The Clean Water Act authorizes the Environmental Protection Agency (EPA) to debar companies that are not “responsible” from doing business with the government. Other provisions of federal law give the Pentagon the same authority but it could not be bothered to find a different fuel supplier even after the Deepwater Horizon explosion killed 11 and devastated the Gulf of Mexico. Showing itself once again to be one of the last feisty entities left in government, and after contemplating just such an action since 2005, EPA debarred BP in November 2012, just a few short months before the company pled guilty to manslaughter, a slew of environmental crimes, and—just for good measure–lying to Congress. It paid a $4 billion fine—the largest in history but Dudley is apparently still smiling.
The term “scofflaw” should not, of course, be used lightly. For those who need a little boning up on BP’s recidivist history, consider the following and let’s ask ourselves whether we might have avoided the entire Deepwater Horizon horror had EPA been allowed to debar the company back in 2005.
On March 23, 2005, a massive explosion at BP’s Texas City refinery—the third largest in the country–killed fifteen people and injured 200. Evidence from a surprising variety of sources traced the tragedy back to frantic growth as the huge corporation’s Chief Executive Officer (CEO), Lord John Browne, and his handful of top aides known as the “Mutant Ninja Turtles,” transformed BP into the largest oil company in the world.
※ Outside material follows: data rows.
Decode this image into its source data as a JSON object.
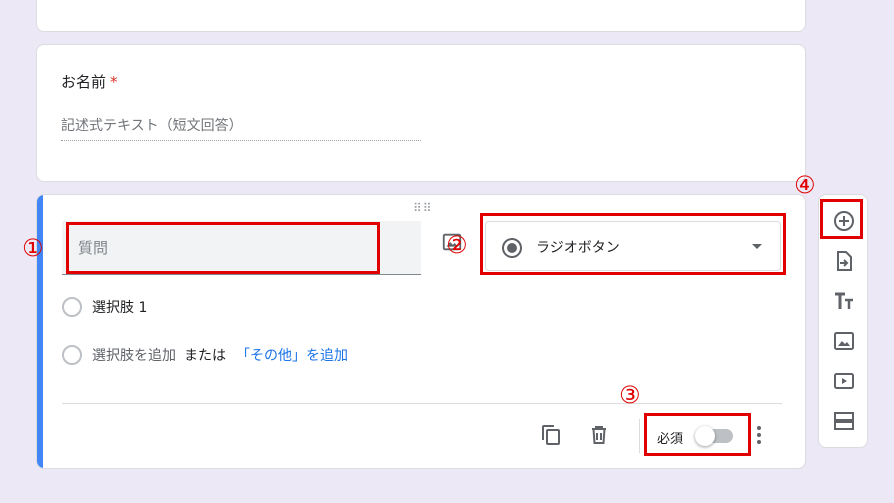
{
  "name_question": {
    "title": "お名前",
    "required_mark": "*",
    "answer_placeholder": "記述式テキスト（短文回答）"
  },
  "question_card": {
    "question_placeholder": "質問",
    "type_selected": "ラジオボタン",
    "options": [
      {
        "label": "選択肢 1"
      }
    ],
    "add_option": {
      "label": "選択肢を追加",
      "or_text": "または",
      "add_other_label": "「その他」を追加"
    },
    "footer": {
      "required_label": "必須",
      "required_on": false
    }
  },
  "annotations": [
    "①",
    "②",
    "③",
    "④"
  ],
  "colors": {
    "accent": "#4285f4",
    "annotation": "#e00000",
    "link": "#1a73e8",
    "required_star": "#d93025"
  }
}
BP swallowed American competitors like Amoco and Atlantic Richfield, neglecting to knit safety and compliance regimes together. It eliminated layers of middle management and became more dependent on outside contractors operating beyond its immediate control.
Worried about the cumulative impact of cost-cutting months before the explosion, Texas City plant manager Don Parus commissioned a consulting firm named Telos to conduct a confidential and anonymous survey of employees’ concerns about safety and maintenance. Telos reported that “we have never seen a site where the notion ‘I could die today’ was so real.” Parus traveled to London, begging top executives not to impose another round of cuts in funding that was needed for minimal maintenance and upgrades of outmoded equipment. He took the drastic step of presenting a powerpoint containing photographs of workers killed in plant accidents to John Manzoni, the BP vice president who was the head of refining and marketing. Manzoni and other top executives did not yield.
One might conclude from this discouraging chain of events that BP would have every incentive to mend its ways, at the very least at Texas City. In 2009, OSHA returned for a follow up inspection at the plant, learning that 270 violations from the first consent decree remained unaddressed and discovering 439 new violations. By August 2010, during the Gulf spill, BP agreed to pay $50 million in penalties to settle this new crop of citations.
Given this disgraceful track record, before we start feeling even a little bit sorry for Dudley and his cohorts, not to mention the shareholders still unfortunate or unwise enough to remain invested in BP, we should remind ourselves that the company posted an annual profit of $26.7 billion in 2012. We can only hope that some of that money has been re-invested in safety programs that bite, although Dudley has paid scant attention to those aspects of his far-flung operations.
In the meantime, let’s pray EPA is allowed to stick to its guns. White House politicos and Pentagon procurement agents, that means you.